Question

Mechanics-statics question

Answer 1

In the first part of the question, I added all the forces P,2P and 3P
Sum of Forces=3Pi+Pj+2Pk and in order to find the total moment I multiplied each force by the perpendicular distance from the moment point A
Sum of moments=3aPi+bPj+c2Pk

Answer 2

For the second part is this right?
Sum of moment/Sum of forces=d

Answer 3

@shamim

Answer 4

@Astrophysics

Answer 5

@AlexandervonHumboldt2

Answer 6

@IrishBoy123

Answer 7

i think your answers already look wrong, but i could of course be wring too!!

for the force, you have <3P, -P, 2P>

for torque, should you be recording them as vectors as well -- using the right hand thumb rule for direction - so i think you should get <Pb, -2Pc, 3aP> about that vertex?? and then you can try reducing that to zero to get some relationship between a,b,c

is there a reference point/ some background to this btw? a link or summat?

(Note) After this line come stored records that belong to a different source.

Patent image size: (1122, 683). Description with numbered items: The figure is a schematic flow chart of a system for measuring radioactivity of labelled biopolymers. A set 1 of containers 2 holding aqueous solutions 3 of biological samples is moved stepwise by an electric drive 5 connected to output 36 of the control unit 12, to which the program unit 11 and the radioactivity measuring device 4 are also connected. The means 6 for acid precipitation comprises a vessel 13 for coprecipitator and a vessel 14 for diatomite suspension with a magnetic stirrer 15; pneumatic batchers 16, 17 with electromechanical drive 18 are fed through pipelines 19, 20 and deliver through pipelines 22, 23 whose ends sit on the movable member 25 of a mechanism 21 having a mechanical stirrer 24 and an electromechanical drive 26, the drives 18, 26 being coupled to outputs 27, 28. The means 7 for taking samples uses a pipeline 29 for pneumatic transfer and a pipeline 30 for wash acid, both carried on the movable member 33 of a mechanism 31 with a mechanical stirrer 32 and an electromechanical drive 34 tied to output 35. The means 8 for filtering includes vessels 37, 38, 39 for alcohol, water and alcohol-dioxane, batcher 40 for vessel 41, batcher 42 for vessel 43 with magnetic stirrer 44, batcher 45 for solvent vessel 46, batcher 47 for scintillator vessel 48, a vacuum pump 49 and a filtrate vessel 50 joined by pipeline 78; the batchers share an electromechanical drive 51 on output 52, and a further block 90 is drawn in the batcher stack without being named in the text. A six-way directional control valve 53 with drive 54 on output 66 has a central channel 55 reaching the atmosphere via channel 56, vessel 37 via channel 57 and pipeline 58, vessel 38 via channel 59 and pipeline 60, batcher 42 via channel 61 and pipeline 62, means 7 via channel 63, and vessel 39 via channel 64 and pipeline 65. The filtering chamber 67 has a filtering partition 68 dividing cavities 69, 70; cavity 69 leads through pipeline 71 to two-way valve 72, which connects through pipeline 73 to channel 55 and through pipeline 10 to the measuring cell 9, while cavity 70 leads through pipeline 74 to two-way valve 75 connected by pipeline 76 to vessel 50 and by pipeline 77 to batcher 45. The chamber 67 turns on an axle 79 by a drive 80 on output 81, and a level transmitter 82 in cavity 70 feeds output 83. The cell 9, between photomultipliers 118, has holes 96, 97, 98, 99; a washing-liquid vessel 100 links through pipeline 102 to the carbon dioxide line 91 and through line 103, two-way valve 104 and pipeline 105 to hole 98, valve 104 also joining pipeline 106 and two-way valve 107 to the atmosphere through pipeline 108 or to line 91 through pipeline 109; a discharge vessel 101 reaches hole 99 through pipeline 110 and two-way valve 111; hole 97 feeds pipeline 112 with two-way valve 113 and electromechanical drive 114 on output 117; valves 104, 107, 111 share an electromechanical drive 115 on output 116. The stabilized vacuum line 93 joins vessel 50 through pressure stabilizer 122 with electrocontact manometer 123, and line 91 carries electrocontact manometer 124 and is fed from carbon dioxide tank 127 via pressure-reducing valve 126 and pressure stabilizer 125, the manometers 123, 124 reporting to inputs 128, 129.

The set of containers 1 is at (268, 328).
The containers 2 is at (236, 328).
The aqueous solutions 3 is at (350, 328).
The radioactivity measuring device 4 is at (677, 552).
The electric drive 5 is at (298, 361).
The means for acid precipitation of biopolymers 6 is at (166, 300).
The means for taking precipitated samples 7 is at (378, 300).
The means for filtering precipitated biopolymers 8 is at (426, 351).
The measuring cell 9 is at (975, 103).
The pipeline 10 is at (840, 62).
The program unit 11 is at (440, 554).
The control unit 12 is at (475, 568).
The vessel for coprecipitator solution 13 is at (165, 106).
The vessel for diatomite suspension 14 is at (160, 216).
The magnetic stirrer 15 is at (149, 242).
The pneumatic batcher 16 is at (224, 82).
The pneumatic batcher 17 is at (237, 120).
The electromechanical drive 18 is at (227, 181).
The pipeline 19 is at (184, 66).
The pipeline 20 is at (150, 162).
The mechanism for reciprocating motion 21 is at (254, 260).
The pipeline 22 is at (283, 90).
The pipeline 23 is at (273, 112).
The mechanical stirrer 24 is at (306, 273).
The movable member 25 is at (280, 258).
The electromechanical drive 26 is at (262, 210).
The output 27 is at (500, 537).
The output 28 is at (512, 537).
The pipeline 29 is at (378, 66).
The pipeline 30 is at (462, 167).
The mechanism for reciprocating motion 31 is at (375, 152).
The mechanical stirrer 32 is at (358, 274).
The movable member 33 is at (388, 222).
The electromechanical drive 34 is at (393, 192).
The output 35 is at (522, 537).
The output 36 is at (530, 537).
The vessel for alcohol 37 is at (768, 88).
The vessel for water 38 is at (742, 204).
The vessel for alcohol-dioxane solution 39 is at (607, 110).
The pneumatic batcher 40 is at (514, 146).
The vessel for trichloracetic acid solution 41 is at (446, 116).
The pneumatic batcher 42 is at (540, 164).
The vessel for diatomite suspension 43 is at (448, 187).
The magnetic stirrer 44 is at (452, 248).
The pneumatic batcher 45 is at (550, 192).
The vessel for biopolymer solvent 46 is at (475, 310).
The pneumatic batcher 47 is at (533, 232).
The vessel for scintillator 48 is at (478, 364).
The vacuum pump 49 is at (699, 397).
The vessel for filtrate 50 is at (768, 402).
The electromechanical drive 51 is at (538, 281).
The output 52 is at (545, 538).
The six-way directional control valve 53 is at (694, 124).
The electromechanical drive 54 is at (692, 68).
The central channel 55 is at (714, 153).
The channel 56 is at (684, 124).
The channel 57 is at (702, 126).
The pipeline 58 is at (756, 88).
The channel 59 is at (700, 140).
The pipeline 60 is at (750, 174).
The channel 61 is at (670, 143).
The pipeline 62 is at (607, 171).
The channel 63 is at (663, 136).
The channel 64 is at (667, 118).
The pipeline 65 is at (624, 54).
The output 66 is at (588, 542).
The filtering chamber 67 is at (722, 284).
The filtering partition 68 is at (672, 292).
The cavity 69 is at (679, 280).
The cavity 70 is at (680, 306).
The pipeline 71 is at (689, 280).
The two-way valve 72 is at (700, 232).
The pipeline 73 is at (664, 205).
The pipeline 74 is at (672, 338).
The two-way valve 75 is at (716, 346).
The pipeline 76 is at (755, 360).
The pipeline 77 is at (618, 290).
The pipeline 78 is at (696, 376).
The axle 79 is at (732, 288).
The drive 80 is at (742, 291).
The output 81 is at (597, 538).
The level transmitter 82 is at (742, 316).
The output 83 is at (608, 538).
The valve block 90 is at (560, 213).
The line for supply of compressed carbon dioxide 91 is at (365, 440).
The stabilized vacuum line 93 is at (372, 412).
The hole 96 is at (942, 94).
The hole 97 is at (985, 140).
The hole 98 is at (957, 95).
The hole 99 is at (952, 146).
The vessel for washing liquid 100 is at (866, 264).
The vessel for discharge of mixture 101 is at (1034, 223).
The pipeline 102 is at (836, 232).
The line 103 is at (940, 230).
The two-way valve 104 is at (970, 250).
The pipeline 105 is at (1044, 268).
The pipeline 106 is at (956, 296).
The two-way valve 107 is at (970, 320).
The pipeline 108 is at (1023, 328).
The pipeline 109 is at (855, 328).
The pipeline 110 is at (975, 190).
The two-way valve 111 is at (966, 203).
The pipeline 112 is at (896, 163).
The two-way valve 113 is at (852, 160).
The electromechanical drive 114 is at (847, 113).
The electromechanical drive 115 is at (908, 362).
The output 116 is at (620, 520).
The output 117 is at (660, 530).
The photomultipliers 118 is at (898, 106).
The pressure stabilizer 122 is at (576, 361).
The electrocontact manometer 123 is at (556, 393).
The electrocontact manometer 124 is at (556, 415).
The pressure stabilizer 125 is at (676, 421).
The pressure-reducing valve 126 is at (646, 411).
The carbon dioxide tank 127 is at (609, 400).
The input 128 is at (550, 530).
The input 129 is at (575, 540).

hope this helps rtaher than hinders.....

Answer 8

I am just given the forces in the x, y and z direction and their perpendicular distance to the moment point. I know that multiplying the force magnitude by the perpendicular distance will result in getting the magnitude of the moment.

Answer 9

not the moment components in the x, y and z directions.

Answer 10

have you been told to express the torques/moments as vectors pointing in direction of their axes of rotation?

Answer 11

yes i have been taught to express moments as vectors

Answer 12

ok

so specifically do you disagree with the conclusions i reached or are we in agreement on first bullet point in question....:p

Answer 13

okay i do agree with you that my answers were incorrect and that we must figure out the direction. Could I use matrix to find the moment caused by each force.

Answer 14

then add up all the moments of each force.

Answer 15

not sure i 'd go to that complication

eg, take force 3P. from (0,a,0), it creates a torque 3Pa. if you use the right hand thumb rule, that is a torque vector pointing up in the z direction so that makes it \(3Pa \; \hat k\) or \(3Pa \; \hat z\)

Answer 16

i got -pbi-2pcj and -3pak

Answer 17

@IrishBoy123 but shouldnt it be -a

Answer 18

curl your fingers in the direction of the moment about z and i think you will find your thumb should point upward, ie +ve z direction

Answer 19

I am not used into applying right hand rule. I used matrix instead.

Answer 20

If the system of forces is reduced to a single force, we should first reduce the given system of forces to a force couple system consisting of the resultan and couple vector M about A and this is possible only if they are perpendicular

Answer 21

I think they are coplanar

Answer 22

sorry for asking but you know the dot product?

Answer 23

nope.

Answer 24

well, i think we have this [if we don't, doesnt matter]

F = <3P, -P, 2P>

T = <Pb, -2Pc, 3aP>

if \(\vec F \perp \vec T\), you can boil this down to a single force. i think you said that above too.

so this happens if the dot prod = 0 cuz \(\mathbf{a}.\mathbf{b} = |\mathbf{a}|\mathbf{b}|| \cos \theta\)

So
\(\vec F \bullet \vec T = 0 \implies P<3,-1,2>\bullet P<b, -2c, 3a> = 0 \\ \implies 3b + 2c + 6a = 0\)

that's how i would do it, maybe you are being shown something different...

Answer 25

Thank you. Your discussion was most illuminating.
Just out of curiosity I performed the cross product F x (x,y,z) = T and when x, y and z are eliminated your condition on a, b and c unsurprisingly came out to be the same. However I will not do that again as the method was rather long winded.